AFP | File photo of Greek Prime Minister Alexis Tsipras and French President François Hollande

Greek Prime Minister Alexis Tsipras is a deeply polarizing figure in France, with the number of French who view him favourably and those who don’t cleaved almost in half, a survey showed Sunday.


Few French felt indifferent to Greece's controversial leader, the survey published in the Le Parisien newspaper said.  

While many leftwing respondents have a positive opinion of Tsipras (64 percent), the Greek prime minister is equally disliked by those on the right, with 62 percent of respondents having an unfavourable view of him, according to the survey, polled by research company Odoxa.

As the leader of the left wing Syriza party who came to power in a stunning victory in January and has since negotiated the beleaguered country’s bailout with its international creditors, Tsipras is overwhelmingly seen as having "deep convictions" (72 percent) and being "courageous" (65 percent).

But even as the bailout talks collapsed last week and Greeks on Sunday marched to polls to cast a referendum on whether to accept the bailout terms, 58 percent of French believe he is right to stand up to the European Union.
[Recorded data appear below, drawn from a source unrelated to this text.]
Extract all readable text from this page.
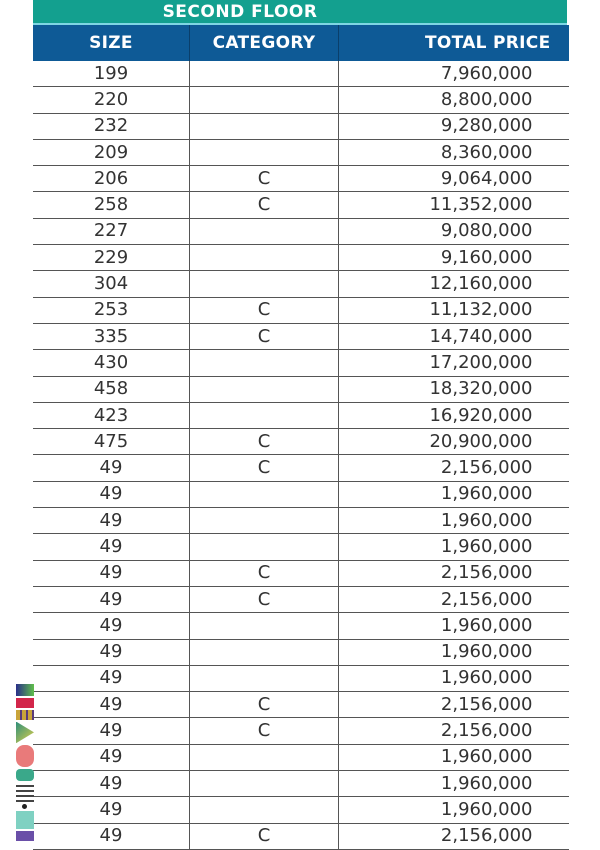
SECOND FLOOR
SIZE	CATEGORY	TOTAL PRICE
199		7,960,000
220		8,800,000
232		9,280,000
209		8,360,000
206	C	9,064,000
258	C	11,352,000
227		9,080,000
229		9,160,000
304		12,160,000
253	C	11,132,000
335	C	14,740,000
430		17,200,000
458		18,320,000
423		16,920,000
475	C	20,900,000
49	C	2,156,000
49		1,960,000
49		1,960,000
49		1,960,000
49	C	2,156,000
49	C	2,156,000
49		1,960,000
49		1,960,000
49		1,960,000
49	C	2,156,000
49	C	2,156,000
49		1,960,000
49		1,960,000
49		1,960,000
49	C	2,156,000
Even rightwing respondents agreed, with 49 percent of them saying they approve of his approach, Le Parisien reported.

Regarding the referendum, a majority of French respondents (78 percent) said the Greeks have a right to take a democratic decision about their future even as 69 percent of respondents feared a negative impact on other European countries, including France, the paper noted citing the survey.

Respondents found that few leaders resemble Tsipras, especially not French President François Hollande, whose calibrated approach stands in sharp contrast to the Greek leader’s brash style.

Tsipras has urged Greeks to vote “No” to the new austerity measures proposed by the country’s creditors – the European Commission, the European Central Bank and the International Monetary Fund, with the Greek leader saying that by doing so, his hand would be strengthened at the negotiating table. It’s a tactic Hollande disapproves of.

EU leaders have warned Greek voters that a negative outcome could jeopardize the debt-stricken country’s place in the euro zone.